Bene comune, corvée e socialità

I lavori socialmente utili dovrebbero diventare un punto di riferimento nella gestione del contributo sociale alla società in questi momenti di crisi

Contributo di Antonio Alei.

Corvée è una parola di origine francese che un tempo definiva il lavoro obbligatorio non retribuito dei vassalli o servi della gleba nei riguardi del feudatario.

Le corvée potevano riguardare il lavoro dei campi, la manutenzione delle strade, la raccolta del legname e così via.

Oggi parrebbe impensabile sottoporre obbligatoriamente i cittadini a simili prestazioni, ma analizzando più a fondo la questione non è detto che non possa trovare un suo campo di applicabilità, pur rivisitato e corretto.

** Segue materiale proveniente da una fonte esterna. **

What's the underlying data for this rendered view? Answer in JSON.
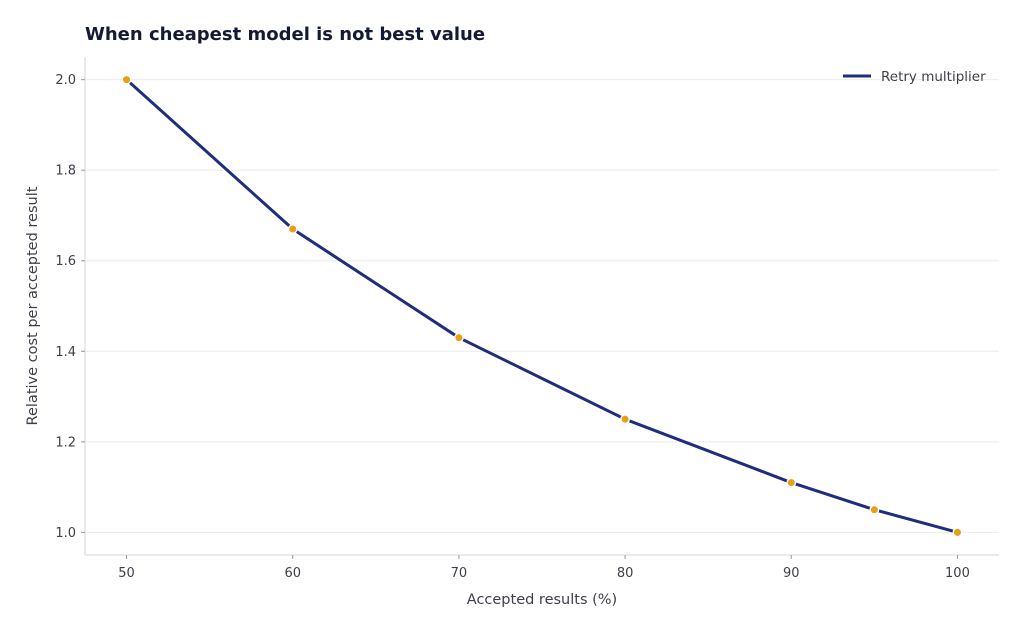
{
  "chart_data": {
    "type": "line",
    "title": "When cheapest model is not best value",
    "xlabel": "Accepted results (%)",
    "ylabel": "Relative cost per accepted result",
    "xlim": [
      47.5,
      102.5
    ],
    "ylim": [
      0.95,
      2.05
    ],
    "xticks": [
      50,
      60,
      70,
      80,
      90,
      100
    ],
    "yticks": [
      1.0,
      1.2,
      1.4,
      1.6,
      1.8,
      2.0
    ],
    "ytick_labels": [
      "1.0",
      "1.2",
      "1.4",
      "1.6",
      "1.8",
      "2.0"
    ],
    "grid": "horizontal",
    "legend_position": "top-right",
    "series": [
      {
        "name": "Retry multiplier",
        "color": "#1f2d7d",
        "marker_color": "#e89f12",
        "x": [
          50,
          60,
          70,
          80,
          90,
          95,
          100
        ],
        "y": [
          2.0,
          1.67,
          1.43,
          1.25,
          1.11,
          1.05,
          1.0
        ]
      }
    ]
  }
}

Attualmente abbiamo molte persone disoccupate, altre in cassa integrazione o sotto-occupate mentre c’è una urgente necessità di manutenzione delle infrastrutture, dei beni pubblici, di messa in sicurezza del territorio, ecc. ecc.

Di sua sponte, come invece avveniva un tempo, sembrerebbe che gli italiani non abbiano molta intenzione di accudire o salvaguardare il bene comune, anzi manca proprio il concetto di base di cosa sia o addirittura questo viene vandalizzato o distrutto.

In sintesi quello che vorrei proporre è l’istituzione di lavori socialmente utili, ma obbligatori (da qui il termine corvée), che investano l’intera fascia di popolazione (occupati e non, operai, impiegati, politici e super manager inclusi) fra i 20 e i 50-60 anni per un certo numero di ore al mese (indicativamente 4-5). Tali prestazioni sarebbero a 360°, ossia: dalla manutenzione e pulizia delle strade a quella dei corsi d’acqua; dalla manutenzione degli edifici pubblici alla sorveglianza di aree “sensibili”; dalla messa in sicurezza del territorio (boschi, corsi d’acqua, frane, terremoti, ecc.) all’assistenza agli anziani, malati e handicappati; dalla manutenzione e tutela dei beni culturali al riordino degli archivi pubblici; dall’impartire ripetizioni nelle materie scolastiche alla cura delle biblioteche; ecc. ecc.

Si tratterebbe di creare delle squadre (o mini task force) di cittadini in base alle competenze specifiche di ognuno, ciascuna con un proprio responsabile che dovrà redigere un programma di attività mensili e annuali, nonché essere custode dei mezzi d’opera forniti dalla parte pubblica; prima di entrare in campo, ciascuno dovrà ricevere un breve addestramento (sia teorico che pratico) sui compiti specifici che dovrà svolgere e superare una prova attitudinale.

Cosa potrebbero dare in cambio lo Stato o gli enti locali coinvolti? L’accreditamento di contributi pensionistici commisurati alle ore lavorate, lo sconto su tasse e sanzioni (come si sta tentando a Milano), punteggi per i concorsi pubblici, bonus di vario genere e così via.

Se la cosa potesse veramente funzionare al meglio ne beneficerebbe prima di tutto la collettività, riscoprendo il valore dell’immenso patrimonio infrastrutturale, monumentale, culturale e naturale che abbiamo a disposizione e di cui non siamo mai abbastanza consapevoli; lo Stato risparmierebbe risorse strategiche da destinare a settori essenziali allo sviluppo organico del Paese; i singoli ritroverebbero quel gusto per il lavoro di squadra, l’affiatamento, la sinergia e la socialità che i mass media e l’avvento dei moderni sistemi di telecomunicazione stanno minacciando a breve di far scomparire per sempre.